Of course, you could always come to the DC luncheon. The weekend of January 18-20. How's that for a plug?

Posted

There is no right or wrong way to look at this issue. Clients have different personal situations, they hire for different reasons, and they hire different kinds of "escorts." When I started hiring, it was illegal to engage in gay sex, much less to pay for it, so I was pretty cautious about what information I offered about myself, and to whom. I have never hired an "escort" in the sense of someone with whom I would have a social relationship, even for an evening--it was always strictly for sex for a couple of hours (or less), so it was fine for me if we were both mostly anonymous to one another. Sometimes in conversation after the sex, we would discover more about one another that led to a relaxed exchange of some personal information, but I never developed friendships with my escorts. With one exception, the only escorts I know socially are ones I have never hired. Since most of my hires were one-time-only experiences, often while travelling, I preferred to hire escorts who entertained in their own homes, which I considered a more secure option. Most of my hiring was done in the days before the Internet, so I never worried about the kind of information gathering that can be done so easily today; of course, that now goes two ways, and the client can find out as much about the escort as vice versa, which has led to more openness in the whole interchange, which is probably a good thing. As Epigonos says, if you are really worried about being identified as a client, the only absolute assurance is not to hire at all.

Posted

From a slightly different angle -- What about the escort who says, without being "prompted," that he considers you to be a friend? Is he sincere? Is he taking advantage of your desire for a friend?

Posted

i was recently out to dinner with a man I hired as an escort and with whom I have become social acquaintances.
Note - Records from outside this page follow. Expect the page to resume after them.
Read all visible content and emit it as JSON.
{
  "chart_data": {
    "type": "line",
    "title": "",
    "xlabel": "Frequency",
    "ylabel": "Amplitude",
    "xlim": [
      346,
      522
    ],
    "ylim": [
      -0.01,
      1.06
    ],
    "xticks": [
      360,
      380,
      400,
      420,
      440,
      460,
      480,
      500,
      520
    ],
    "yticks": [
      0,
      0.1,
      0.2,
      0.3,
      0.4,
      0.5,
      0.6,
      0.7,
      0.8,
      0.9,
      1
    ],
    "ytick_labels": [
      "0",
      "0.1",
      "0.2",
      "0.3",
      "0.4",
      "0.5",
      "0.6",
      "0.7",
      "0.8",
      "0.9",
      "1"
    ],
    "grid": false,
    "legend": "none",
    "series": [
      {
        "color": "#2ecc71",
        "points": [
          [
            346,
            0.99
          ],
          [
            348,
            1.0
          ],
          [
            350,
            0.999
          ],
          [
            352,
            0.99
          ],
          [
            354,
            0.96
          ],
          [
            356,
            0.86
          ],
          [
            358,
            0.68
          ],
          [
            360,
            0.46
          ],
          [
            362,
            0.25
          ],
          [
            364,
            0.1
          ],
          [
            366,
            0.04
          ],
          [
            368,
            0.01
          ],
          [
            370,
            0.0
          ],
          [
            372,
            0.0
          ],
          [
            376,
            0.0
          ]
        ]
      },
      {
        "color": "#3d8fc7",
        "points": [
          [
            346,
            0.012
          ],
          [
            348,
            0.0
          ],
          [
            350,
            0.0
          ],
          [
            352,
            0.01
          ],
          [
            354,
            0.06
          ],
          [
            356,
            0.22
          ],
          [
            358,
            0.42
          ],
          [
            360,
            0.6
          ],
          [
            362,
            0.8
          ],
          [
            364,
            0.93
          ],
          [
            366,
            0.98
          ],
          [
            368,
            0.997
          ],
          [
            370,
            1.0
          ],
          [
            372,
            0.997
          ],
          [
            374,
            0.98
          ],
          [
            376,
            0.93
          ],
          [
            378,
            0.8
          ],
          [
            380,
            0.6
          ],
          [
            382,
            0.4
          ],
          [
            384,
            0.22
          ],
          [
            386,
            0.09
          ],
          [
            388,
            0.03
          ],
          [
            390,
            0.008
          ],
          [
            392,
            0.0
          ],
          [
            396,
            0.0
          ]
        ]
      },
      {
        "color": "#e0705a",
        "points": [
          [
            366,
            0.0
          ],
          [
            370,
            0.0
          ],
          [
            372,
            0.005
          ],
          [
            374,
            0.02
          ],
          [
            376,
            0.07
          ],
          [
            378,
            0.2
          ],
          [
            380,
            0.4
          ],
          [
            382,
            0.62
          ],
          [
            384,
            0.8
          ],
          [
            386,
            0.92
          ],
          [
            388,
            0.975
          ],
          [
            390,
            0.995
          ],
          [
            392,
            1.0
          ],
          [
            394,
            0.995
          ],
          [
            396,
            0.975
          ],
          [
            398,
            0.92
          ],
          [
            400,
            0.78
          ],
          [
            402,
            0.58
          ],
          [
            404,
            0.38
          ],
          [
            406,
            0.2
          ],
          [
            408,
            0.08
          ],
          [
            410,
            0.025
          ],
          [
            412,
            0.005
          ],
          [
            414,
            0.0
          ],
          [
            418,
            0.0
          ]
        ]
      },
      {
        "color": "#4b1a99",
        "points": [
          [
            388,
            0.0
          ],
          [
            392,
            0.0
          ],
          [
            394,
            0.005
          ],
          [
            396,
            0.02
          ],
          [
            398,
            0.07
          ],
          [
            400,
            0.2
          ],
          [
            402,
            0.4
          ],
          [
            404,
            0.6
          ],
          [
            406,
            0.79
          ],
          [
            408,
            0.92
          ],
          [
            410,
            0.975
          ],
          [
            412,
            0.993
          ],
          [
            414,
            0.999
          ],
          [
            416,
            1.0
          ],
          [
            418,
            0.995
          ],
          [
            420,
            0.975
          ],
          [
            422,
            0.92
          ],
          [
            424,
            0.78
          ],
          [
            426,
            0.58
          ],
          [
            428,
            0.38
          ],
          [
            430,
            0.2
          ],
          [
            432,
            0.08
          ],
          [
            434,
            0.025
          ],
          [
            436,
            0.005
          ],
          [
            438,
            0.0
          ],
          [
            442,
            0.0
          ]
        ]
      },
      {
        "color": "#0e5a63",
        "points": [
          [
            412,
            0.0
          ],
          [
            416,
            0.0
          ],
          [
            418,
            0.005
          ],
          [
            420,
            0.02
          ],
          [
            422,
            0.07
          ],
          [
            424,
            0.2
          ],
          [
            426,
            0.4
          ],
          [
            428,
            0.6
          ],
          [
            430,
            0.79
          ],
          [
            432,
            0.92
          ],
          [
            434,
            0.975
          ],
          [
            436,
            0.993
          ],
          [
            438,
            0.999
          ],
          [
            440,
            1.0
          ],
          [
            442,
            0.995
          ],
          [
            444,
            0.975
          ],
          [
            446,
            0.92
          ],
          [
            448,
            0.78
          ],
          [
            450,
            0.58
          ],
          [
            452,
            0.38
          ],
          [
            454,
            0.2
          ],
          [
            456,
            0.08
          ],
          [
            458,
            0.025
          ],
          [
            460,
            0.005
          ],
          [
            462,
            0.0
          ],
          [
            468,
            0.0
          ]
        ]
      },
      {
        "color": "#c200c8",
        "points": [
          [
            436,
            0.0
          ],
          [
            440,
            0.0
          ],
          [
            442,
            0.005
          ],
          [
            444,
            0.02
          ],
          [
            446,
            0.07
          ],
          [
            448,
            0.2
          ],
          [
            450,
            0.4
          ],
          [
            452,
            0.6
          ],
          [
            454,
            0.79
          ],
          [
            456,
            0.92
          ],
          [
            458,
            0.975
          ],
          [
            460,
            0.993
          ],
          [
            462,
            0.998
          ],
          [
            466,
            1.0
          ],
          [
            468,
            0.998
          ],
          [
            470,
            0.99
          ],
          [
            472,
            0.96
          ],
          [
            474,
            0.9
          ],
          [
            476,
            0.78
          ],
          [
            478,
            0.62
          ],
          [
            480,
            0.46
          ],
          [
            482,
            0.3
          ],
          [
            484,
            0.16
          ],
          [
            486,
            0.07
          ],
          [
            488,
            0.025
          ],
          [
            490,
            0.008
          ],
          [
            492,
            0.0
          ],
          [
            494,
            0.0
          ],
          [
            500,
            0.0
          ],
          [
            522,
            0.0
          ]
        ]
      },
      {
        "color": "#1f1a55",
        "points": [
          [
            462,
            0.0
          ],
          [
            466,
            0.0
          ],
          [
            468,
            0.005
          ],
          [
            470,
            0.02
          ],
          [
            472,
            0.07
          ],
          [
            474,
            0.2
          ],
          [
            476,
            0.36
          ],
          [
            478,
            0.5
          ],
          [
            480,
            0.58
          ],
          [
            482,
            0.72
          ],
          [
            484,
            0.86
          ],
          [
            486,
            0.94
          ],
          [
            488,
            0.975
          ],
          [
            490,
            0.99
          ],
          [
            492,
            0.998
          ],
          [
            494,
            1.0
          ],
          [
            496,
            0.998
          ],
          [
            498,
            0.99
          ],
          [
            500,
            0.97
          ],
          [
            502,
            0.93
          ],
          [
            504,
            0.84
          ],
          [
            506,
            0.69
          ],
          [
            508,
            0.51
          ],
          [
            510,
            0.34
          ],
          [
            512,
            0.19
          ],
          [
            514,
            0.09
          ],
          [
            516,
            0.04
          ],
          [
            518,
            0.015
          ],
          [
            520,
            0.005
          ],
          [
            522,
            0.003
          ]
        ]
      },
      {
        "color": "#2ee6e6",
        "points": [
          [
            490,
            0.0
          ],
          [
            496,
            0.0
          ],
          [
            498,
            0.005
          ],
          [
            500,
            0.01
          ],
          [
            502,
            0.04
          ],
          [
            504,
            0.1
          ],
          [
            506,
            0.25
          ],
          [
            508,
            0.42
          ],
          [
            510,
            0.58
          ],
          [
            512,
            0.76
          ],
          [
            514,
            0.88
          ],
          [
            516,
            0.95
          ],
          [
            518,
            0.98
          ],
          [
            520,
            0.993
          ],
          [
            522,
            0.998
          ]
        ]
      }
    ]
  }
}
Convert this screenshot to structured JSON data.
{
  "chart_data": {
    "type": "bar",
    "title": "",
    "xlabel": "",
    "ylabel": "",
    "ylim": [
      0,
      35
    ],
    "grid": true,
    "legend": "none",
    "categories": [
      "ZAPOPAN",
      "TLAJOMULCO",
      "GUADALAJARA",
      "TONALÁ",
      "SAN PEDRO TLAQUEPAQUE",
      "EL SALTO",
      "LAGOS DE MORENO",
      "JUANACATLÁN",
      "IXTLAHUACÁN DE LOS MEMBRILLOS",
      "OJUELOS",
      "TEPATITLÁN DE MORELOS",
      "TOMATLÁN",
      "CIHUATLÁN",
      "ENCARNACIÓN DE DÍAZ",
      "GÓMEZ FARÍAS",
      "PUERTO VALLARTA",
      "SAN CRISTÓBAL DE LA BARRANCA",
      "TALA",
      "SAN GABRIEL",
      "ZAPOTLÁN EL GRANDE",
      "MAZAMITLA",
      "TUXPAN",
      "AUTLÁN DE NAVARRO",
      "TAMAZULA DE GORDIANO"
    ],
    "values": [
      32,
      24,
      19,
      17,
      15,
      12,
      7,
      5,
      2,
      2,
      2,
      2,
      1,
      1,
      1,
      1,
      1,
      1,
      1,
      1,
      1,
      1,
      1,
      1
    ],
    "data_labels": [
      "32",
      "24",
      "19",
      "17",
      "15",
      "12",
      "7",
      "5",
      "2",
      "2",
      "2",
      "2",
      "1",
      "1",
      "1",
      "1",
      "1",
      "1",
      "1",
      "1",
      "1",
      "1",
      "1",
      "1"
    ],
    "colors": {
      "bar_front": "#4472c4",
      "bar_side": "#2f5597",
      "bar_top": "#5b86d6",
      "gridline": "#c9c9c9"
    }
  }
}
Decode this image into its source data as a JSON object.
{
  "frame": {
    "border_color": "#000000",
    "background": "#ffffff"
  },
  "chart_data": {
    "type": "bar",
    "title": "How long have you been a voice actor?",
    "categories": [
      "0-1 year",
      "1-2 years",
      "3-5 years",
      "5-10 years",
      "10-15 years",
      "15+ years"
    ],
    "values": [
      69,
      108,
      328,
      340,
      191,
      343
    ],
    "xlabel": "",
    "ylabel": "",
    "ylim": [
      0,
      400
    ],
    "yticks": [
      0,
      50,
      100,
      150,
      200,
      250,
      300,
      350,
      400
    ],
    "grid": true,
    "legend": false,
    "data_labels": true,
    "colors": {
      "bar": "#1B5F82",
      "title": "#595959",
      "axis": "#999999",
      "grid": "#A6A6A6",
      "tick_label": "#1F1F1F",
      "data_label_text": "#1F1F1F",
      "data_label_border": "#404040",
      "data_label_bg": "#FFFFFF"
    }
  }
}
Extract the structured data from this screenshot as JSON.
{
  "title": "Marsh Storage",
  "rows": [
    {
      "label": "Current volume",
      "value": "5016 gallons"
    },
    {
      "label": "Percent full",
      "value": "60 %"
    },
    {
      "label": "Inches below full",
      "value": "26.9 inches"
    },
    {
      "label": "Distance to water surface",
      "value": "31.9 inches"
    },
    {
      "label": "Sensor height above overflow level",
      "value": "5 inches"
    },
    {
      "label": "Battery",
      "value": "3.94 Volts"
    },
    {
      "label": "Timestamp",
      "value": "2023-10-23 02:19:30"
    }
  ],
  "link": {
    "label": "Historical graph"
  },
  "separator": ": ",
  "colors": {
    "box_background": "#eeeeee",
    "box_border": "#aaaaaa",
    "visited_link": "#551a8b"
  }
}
He uses my professional services and as a result, I no longer use his. I was travelling into Manhattan and invited him and his partner to dinner. He texted me just prior to dinner and asked that i not mention our past encounters. I know his partner is aware that this man is an escort, but had no intention of mentioning my past encounters. We had a great evening and I look forward to seeing them again.

I have a pretty rigid definition of friendship and so I would not consider this man a friend, but he is a close acquaintance. He would be invited to the wedding but not be in the wedding party.